Summer Squash & Mushroom Frittata
More than one-third of Americans stated vegetables as their favorite ingredient to pair with eggs, according to the Harris Interactive survey, which makes this recipe a crowd pleaser.
Makes 6 servings
Notes, Tips & Suggestions
Recipe by Candice Kumai
- 1 tablespoon olive oil
- 1/2 cup onion, chopped
- 1/2 cup sliced button mushrooms
- 1/2 red bell pepper, thinly sliced
- 1 cup summer squash, thinly sliced
- 6 large Eggland's Best eggs, beaten well
- 1 teaspoon basil
- 1 teaspoon tarragon
- 1 teaspoon sea salt
- 1 Roma tomato, thinly sliced
- 1/2 cup shredded Asiago cheese
- Coat non-stick, oven-proof skillet with olive oil; heat on stove over medium heat. Add onion and mushrooms; sauté 8 to10 minutes or until soft. Add bell pepper and squash; cook 3 to 4 minutes.
- In mixing bowl, combine eggs, basil, tarragon and sea salt; mix well. Pour egg mixture over mushrooms and onions in pan.

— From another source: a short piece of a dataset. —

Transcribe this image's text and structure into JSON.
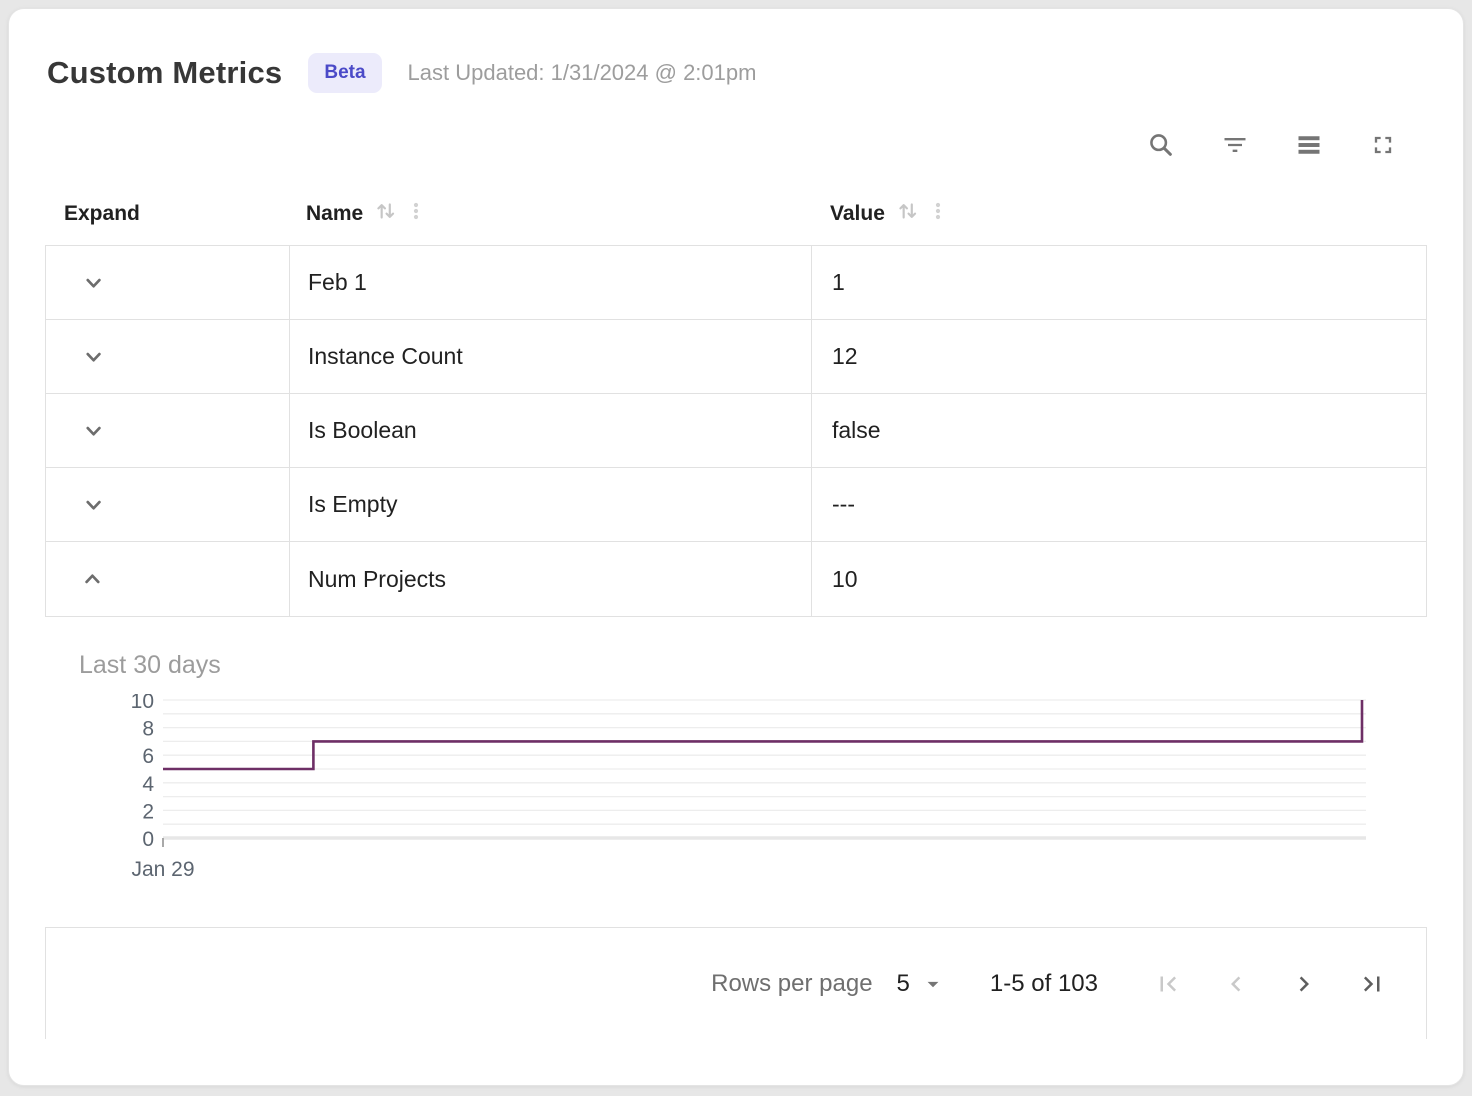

- Reduce heat to medium-low. When eggs begin to set, gently run a heat-proof spatula around edge of skillet. Cook until eggs are firm. While eggs are cooking, pre-heat oven broiler to medium-high.
- Remove skillet from heat; place tomato slices on top of frittata, and sprinkle cheese. Place under oven broiler for a few minutes, until cheese is melted.